On Tuesday, a baby that we had performed a c-section on passed away once her and her mother were transferred to KCMC. We were never informed of the cause of death. Wednesday started off just like everyday. Gathering supplies, changing the sheets, cleaning up from night shift and seeing the inpatients for their daily dressings. Pastol, the patient with the elephantiasis leg which had been doing much better since January when he was first omitted, came in just like he did everyday with a huge smile on his face and offering out a friendly handshake. Like everyday he replied to our greeting with, “bombambya” which means more than fantastic.

This day though, his leg had taken a drastic turn for the worse since the day before. Skin was falling off and his open wounds wouldn’t stop bleeding. The doctors examined him and just said to dress him like normal. By that day his deterioration had progressed passed his knee and up his thigh where there was no issue previously.

His ever present smile had vanished and look of fear had replaced his once joyful eyes as he literally crawled into the minor theatre were he collapsed on the floor. Everything went silent it seemed as time moved in slow motion. A pool of blood began to form around him as doctors rushed in with canulars and IV drips. Before the first IV was even opened, Pastol’s brown eyes calmed as his eye lids slowly shut and his head hit the cold, gray, cement floor.
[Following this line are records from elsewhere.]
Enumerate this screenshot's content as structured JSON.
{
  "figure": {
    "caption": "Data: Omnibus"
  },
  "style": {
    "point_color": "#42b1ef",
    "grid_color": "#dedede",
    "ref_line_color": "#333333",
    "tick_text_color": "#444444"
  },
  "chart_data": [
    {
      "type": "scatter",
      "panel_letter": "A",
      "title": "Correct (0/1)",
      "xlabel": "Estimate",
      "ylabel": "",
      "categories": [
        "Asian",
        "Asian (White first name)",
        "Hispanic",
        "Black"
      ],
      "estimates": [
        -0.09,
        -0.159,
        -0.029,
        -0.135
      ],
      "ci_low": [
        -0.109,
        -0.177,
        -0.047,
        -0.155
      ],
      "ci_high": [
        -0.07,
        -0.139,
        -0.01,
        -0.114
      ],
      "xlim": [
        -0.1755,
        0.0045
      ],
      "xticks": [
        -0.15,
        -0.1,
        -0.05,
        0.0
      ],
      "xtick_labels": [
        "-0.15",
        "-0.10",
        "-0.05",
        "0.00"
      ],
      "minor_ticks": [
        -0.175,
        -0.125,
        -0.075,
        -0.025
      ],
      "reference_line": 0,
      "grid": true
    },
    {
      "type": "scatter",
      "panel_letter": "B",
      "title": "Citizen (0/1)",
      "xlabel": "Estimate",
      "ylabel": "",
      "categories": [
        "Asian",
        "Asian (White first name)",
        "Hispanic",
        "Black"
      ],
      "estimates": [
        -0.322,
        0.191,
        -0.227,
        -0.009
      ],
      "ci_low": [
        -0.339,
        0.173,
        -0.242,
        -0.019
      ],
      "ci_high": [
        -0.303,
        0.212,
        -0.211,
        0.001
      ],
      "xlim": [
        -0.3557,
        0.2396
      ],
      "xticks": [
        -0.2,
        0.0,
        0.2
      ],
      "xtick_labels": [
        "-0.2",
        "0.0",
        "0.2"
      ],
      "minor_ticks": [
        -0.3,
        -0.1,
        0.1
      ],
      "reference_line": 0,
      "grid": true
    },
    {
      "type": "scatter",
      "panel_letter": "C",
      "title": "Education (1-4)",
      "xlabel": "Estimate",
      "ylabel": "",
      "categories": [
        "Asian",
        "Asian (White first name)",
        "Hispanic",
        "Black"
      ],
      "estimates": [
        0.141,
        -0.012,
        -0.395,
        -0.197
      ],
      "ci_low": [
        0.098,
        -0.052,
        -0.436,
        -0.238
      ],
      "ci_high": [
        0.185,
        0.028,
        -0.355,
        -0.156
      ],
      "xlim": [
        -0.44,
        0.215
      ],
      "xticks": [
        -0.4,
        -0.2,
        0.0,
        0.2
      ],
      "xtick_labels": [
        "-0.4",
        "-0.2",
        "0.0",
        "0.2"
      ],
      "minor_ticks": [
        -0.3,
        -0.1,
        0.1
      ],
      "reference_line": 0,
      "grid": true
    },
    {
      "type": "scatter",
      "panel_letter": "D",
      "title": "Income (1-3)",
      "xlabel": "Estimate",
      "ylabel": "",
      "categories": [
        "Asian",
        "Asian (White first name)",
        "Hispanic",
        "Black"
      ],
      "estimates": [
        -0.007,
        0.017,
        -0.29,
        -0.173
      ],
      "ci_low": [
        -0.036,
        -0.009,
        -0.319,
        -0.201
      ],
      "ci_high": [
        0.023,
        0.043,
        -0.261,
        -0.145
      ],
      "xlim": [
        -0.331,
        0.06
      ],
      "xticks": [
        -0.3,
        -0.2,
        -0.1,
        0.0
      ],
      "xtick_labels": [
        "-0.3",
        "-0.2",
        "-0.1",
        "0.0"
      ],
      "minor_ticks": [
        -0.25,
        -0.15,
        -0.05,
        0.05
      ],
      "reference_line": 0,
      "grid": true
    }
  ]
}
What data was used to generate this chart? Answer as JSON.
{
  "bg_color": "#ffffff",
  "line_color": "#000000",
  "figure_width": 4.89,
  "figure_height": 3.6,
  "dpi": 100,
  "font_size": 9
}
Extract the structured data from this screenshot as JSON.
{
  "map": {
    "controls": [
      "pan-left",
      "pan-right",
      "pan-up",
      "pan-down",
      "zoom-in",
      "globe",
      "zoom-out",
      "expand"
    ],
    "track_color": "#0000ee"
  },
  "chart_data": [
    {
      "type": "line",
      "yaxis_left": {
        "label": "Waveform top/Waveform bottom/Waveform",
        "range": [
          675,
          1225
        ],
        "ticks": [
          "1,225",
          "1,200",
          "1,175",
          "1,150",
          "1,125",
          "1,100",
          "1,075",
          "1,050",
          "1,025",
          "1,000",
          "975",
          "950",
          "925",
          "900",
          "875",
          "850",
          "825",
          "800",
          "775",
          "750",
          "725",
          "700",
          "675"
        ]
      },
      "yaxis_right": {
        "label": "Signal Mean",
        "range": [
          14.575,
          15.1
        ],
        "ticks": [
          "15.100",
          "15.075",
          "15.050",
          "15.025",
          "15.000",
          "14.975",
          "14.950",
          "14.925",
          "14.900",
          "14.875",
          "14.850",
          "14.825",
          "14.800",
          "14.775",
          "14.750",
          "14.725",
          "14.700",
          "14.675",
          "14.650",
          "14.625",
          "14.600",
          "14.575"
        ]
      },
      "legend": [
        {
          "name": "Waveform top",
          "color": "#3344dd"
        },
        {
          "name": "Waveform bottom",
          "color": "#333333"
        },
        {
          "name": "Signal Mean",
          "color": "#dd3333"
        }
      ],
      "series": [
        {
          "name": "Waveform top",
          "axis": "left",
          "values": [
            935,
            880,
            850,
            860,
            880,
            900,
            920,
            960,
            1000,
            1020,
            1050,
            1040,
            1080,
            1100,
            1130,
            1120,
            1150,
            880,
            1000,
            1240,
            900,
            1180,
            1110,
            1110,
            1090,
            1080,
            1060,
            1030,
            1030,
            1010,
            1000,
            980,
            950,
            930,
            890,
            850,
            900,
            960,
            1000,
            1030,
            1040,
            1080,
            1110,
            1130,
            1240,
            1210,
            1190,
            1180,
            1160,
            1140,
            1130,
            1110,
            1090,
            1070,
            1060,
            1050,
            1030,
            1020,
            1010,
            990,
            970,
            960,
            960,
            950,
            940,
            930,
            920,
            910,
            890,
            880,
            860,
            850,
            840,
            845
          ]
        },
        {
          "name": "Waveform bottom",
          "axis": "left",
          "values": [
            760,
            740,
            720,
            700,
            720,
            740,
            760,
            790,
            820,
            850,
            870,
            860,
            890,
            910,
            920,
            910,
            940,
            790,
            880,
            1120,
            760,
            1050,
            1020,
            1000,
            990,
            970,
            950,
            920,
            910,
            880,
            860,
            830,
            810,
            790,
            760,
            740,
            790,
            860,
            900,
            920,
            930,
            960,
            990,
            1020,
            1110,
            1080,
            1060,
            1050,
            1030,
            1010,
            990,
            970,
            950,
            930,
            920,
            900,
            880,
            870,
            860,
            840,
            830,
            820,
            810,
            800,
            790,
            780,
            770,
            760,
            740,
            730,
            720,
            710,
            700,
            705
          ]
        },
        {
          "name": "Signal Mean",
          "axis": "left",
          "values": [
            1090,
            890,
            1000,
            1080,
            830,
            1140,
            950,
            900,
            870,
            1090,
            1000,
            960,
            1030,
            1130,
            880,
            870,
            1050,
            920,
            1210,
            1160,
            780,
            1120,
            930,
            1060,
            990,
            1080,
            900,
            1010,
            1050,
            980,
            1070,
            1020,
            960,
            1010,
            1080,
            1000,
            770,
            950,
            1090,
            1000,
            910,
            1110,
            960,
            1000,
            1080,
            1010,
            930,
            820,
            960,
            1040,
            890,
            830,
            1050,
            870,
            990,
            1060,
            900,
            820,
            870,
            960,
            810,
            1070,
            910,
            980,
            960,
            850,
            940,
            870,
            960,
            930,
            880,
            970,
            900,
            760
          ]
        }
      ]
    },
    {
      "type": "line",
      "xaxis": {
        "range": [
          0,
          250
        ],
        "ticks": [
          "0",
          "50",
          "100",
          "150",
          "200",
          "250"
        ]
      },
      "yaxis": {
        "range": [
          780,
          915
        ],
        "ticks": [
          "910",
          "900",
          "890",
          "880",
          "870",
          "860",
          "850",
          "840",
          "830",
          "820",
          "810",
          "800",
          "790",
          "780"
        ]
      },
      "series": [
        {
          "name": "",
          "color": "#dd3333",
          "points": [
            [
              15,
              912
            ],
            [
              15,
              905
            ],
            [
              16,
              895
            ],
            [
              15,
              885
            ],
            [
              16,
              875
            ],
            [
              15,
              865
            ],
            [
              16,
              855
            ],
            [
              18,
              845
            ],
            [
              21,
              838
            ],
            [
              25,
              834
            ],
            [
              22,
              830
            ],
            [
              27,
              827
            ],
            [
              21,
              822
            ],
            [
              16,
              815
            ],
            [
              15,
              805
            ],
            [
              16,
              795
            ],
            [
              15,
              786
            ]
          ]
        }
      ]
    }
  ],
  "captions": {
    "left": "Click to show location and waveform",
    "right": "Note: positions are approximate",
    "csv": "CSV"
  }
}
He was pronounced dead moments later.

Everything was just left exactly how it was except for the red pool. His blue slippers were still leaning against the medicine cabinet waiting for their owner. His walking cane with the smooth handle from months of use lie under the operating bed. The IV line which never made it into a pulsing vein was still hung on the lonely drip stand.

It was eerie being in the room and Jordan and I didn’t speak as we slowly began to pick up the room. It was a good thing that the next day we were headed to Zanzibar because a break was well needed after just that short week.